The floppy haired Flitcroft decided that his international ambitions would be better met at Blackburn Rovers and left City for Ewood Park, going on to earn an incredible zero caps for his country.
To this day Flitcroft remains second only to Shaun Wright Phillips on the list of players I wish had never left Manchester City.
9. Stan Collymore
Stanley looked like the real deal when he shot Nottingham Forest back to the top-flight and terrorised Premier League defences during a stunning first campaign. A big-money move to Liverpool was the next step but unable to resist the lure of being a ‘Spice Boy’, Collymore’s career never reached the heights it had promised.
A series of high profile incidents saw his career take a downward spiral and from Liverpool, he had spells at Aston Villa, Leicester City, Fulham, Real Oviedo and Bradford City.
Constantly struggling with depression, Stan the Man has been involved with some bizarre episodes including a run in with Ulrika Johnsson, a spot of dogging, appearances in both Basic Instinct 2 and the Jeremy Kyle show as well as attempting to rile the entire nation every Saturday evening on his TalkSport radio show.
10. Francis Jeffers
Described by Arsene Wenger as a “fox in the box”, the big eared scouser was signed from Everton in 2001 when the French philosopher felt his side needed more of a cutting edge.
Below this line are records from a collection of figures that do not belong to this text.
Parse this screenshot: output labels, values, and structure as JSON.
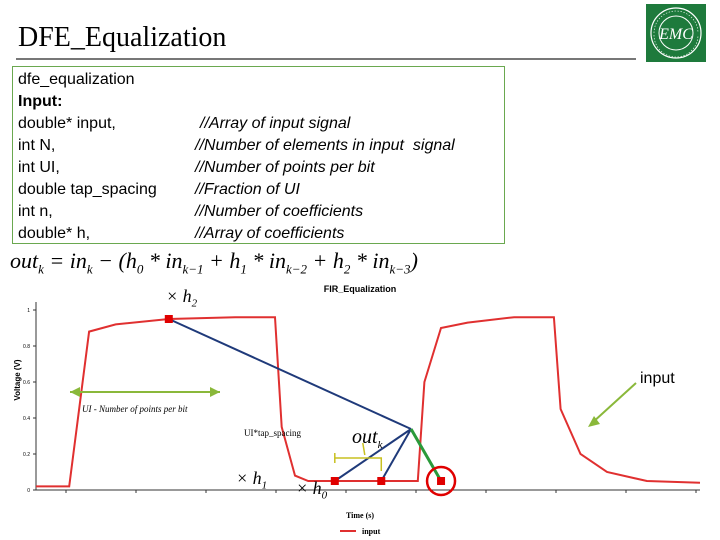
{
  "slide": {
    "title": "DFE_Equalization"
  },
  "logo": {
    "text": "EMC",
    "ring_text": "ENHANCED ELECTROMAGNETIC COMPATIBILITY"
  },
  "code": {
    "function_name": "dfe_equalization",
    "input_label": "Input:",
    "params": [
      {
        "decl": "double* input,",
        "comment": "//Array of input signal"
      },
      {
        "decl": "int N,",
        "comment": "//Number of elements in input  signal"
      },
      {
        "decl": "int UI,",
        "comment": "//Number of points per bit"
      },
      {
        "decl": "double tap_spacing",
        "comment": "//Fraction of UI"
      },
      {
        "decl": "int n,",
        "comment": "//Number of coefficients"
      },
      {
        "decl": "double* h,",
        "comment": "//Array of coefficients"
      }
    ]
  },
  "formula": {
    "lhs": "out",
    "lhs_sub": "k",
    "eq": " = in",
    "in_sub": "k",
    "minus": " − (h",
    "h0": "0",
    "t1": " * in",
    "s1": "k−1",
    "p1": " + h",
    "h1": "1",
    "t2": " * in",
    "s2": "k−2",
    "p2": " + h",
    "h2": "2",
    "t3": " * in",
    "s3": "k−3",
    "close": ")"
  },
  "annotations": {
    "input": "input",
    "ui_label": "UI - Number of points per bit",
    "tap_label": "UI*tap_spacing",
    "x_h2": "× h",
    "x_h2_sub": "2",
    "x_h1": "× h",
    "x_h1_sub": "1",
    "x_h0": "× h",
    "x_h0_sub": "0",
    "out": "out",
    "out_sub": "k"
  },
  "chart_data": {
    "type": "line",
    "title": "FIR_Equalization",
    "xlabel": "Time (s)",
    "ylabel": "Voltage (V)",
    "ylim": [
      0,
      1
    ],
    "yticks": [
      "0",
      "0.2",
      "0.4",
      "0.6",
      "0.8",
      "1"
    ],
    "legend": "input",
    "legend_position": "bottom",
    "series": [
      {
        "name": "input",
        "color": "#e03030",
        "x": [
          0,
          0.05,
          0.08,
          0.12,
          0.2,
          0.3,
          0.36,
          0.37,
          0.39,
          0.41,
          0.45,
          0.52,
          0.575,
          0.585,
          0.61,
          0.65,
          0.72,
          0.78,
          0.79,
          0.82,
          0.86,
          0.92,
          1.0
        ],
        "y": [
          0.02,
          0.02,
          0.88,
          0.92,
          0.95,
          0.96,
          0.96,
          0.35,
          0.08,
          0.05,
          0.05,
          0.05,
          0.05,
          0.6,
          0.9,
          0.93,
          0.96,
          0.96,
          0.45,
          0.2,
          0.1,
          0.05,
          0.04
        ]
      }
    ],
    "markers": [
      {
        "name": "h2",
        "x": 0.2,
        "y": 0.95
      },
      {
        "name": "h1",
        "x": 0.45,
        "y": 0.05
      },
      {
        "name": "h0",
        "x": 0.52,
        "y": 0.05
      },
      {
        "name": "out",
        "x": 0.61,
        "y": 0.05
      }
    ]
  }
}
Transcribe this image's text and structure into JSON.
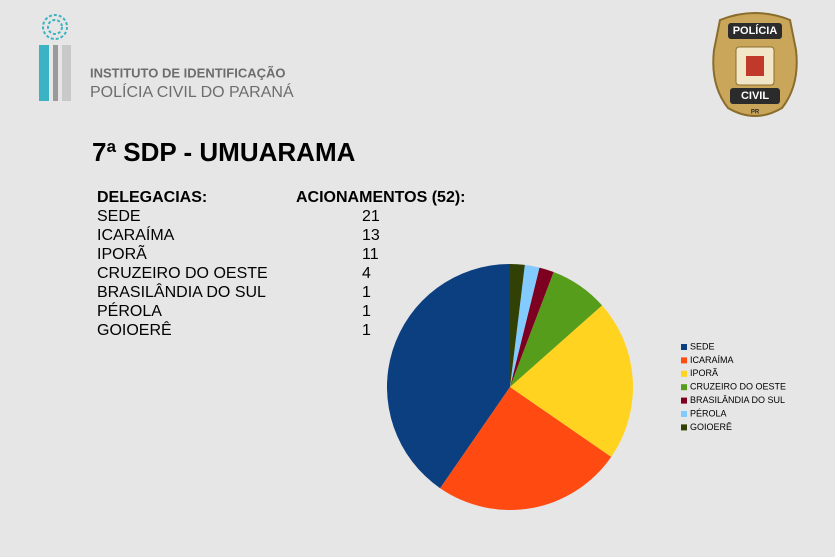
{
  "header": {
    "institute_line1": "INSTITUTO DE IDENTIFICAÇÃO",
    "institute_line2": "POLÍCIA CIVIL DO PARANÁ",
    "badge_top": "POLÍCIA",
    "badge_bottom": "CIVIL",
    "badge_state": "PR"
  },
  "title": "7ª SDP - UMUARAMA",
  "table": {
    "headers": [
      "DELEGACIAS:",
      "ACIONAMENTOS (52):"
    ]
  },
  "chart_data": {
    "type": "pie",
    "categories": [
      "SEDE",
      "ICARAÍMA",
      "IPORÃ",
      "CRUZEIRO DO OESTE",
      "BRASILÂNDIA DO SUL",
      "PÉROLA",
      "GOIOERÊ"
    ],
    "values": [
      21,
      13,
      11,
      4,
      1,
      1,
      1
    ],
    "colors": [
      "#0b3f80",
      "#ff4a12",
      "#ffd320",
      "#579d1c",
      "#7e0021",
      "#83caff",
      "#314004"
    ],
    "direction": "counterclockwise",
    "legend": "right"
  }
}
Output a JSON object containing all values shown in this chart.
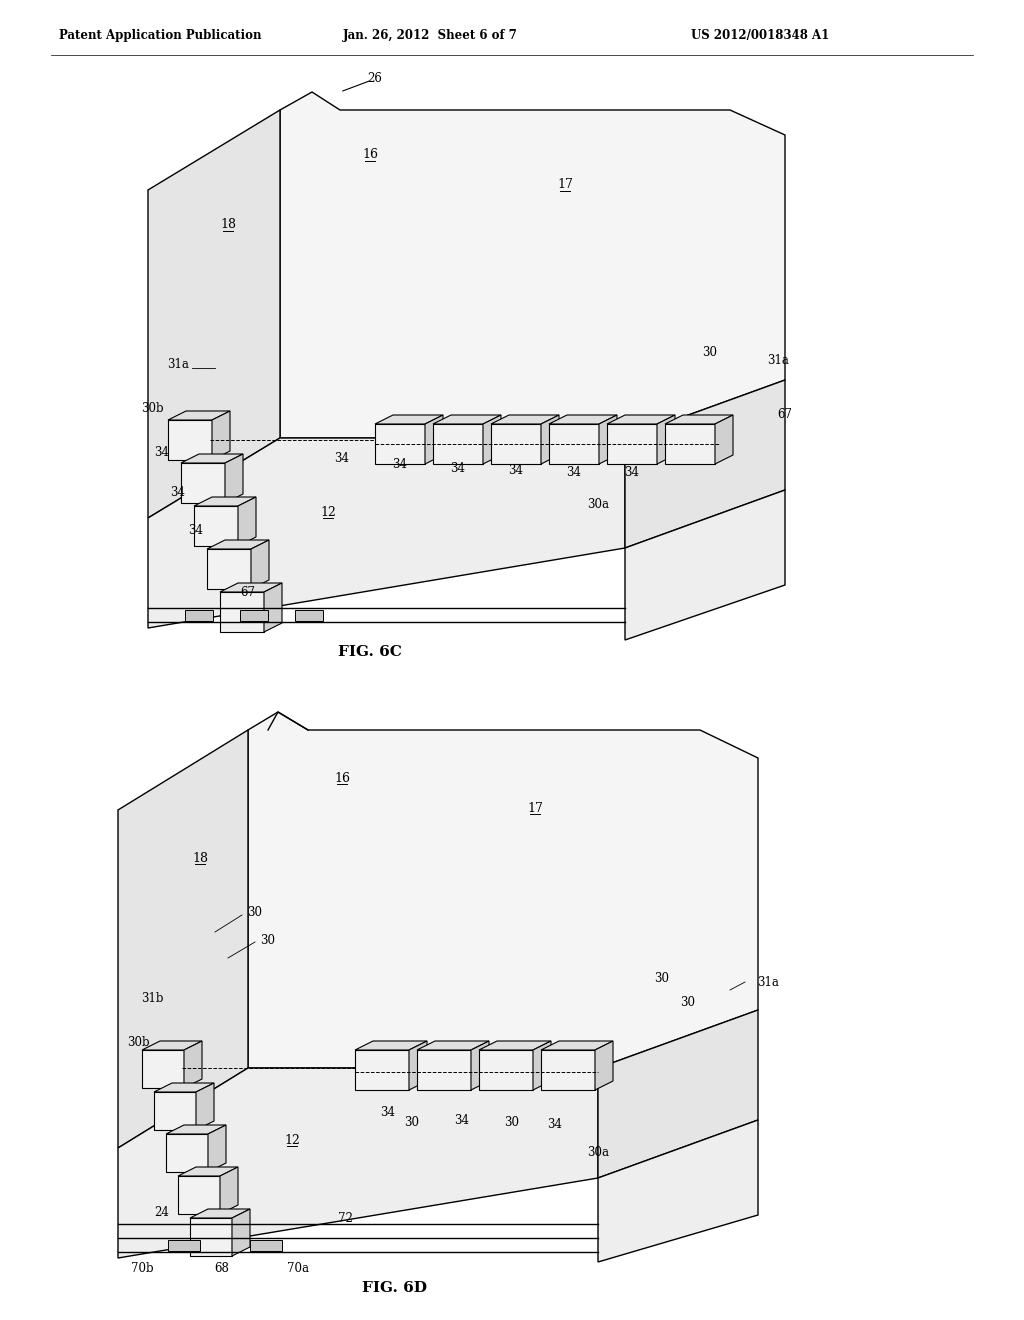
{
  "header_left": "Patent Application Publication",
  "header_mid": "Jan. 26, 2012  Sheet 6 of 7",
  "header_right": "US 2012/0018348 A1",
  "fig_c_label": "FIG. 6C",
  "fig_d_label": "FIG. 6D",
  "bg_color": "#ffffff",
  "line_color": "#000000",
  "fill_light": "#f5f5f5",
  "fill_mid": "#e5e5e5",
  "fill_floor": "#eeeeee",
  "cube_front": "#f2f2f2",
  "cube_top": "#e0e0e0",
  "cube_side": "#d0d0d0"
}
That it never worked out that way is possibly the reason why Arsenal teams to this day are accused of trying to pass the ball into the net. Maybe the selective sighted Wenger doesn’t actually trust a player who simply scores goals.
Four goals in 22 appearances led to Jeffers being loaned back to Goodison Park before he embarked on a tour of British clubs. Currently playing for Newcastle (no, not that one, the Jets in Australia) Jeffers is probably still attempting to justify his solitary England call up.
11. Harry Kewell
I’m not a fan of Liverpool Football Club, in fact I positively dislike them. The fact that my Grandad was a fan and persuaded my Mam to name me Kevin in tribute to Keegan never once tempted me to follow the fortunes of the Merseysiders. However, when Harry Kewell joined the Scouse club in 2003, even I was quite excited at the prospect of an already capable team being strengthened by the arrival of this young wing wizard. The way I saw it at the time was that the Aussie was the final piece of the Anfield jigsaw.
A player who was the shining light of the exciting Leeds United team who went all the way to the Champions League semi-final, Kewell never made the grade at Liverpool. Admittedly injuries played their part, Harry was restricted to 93 appearances in five seasons, but whenever I saw him in a red shirt he seemed a shadow of the player that I remembered from his Leeds days. Kewell left in 2008 for Galatasaray and another player that was going to fire Liverpool to Premier League glory had failed to deliver.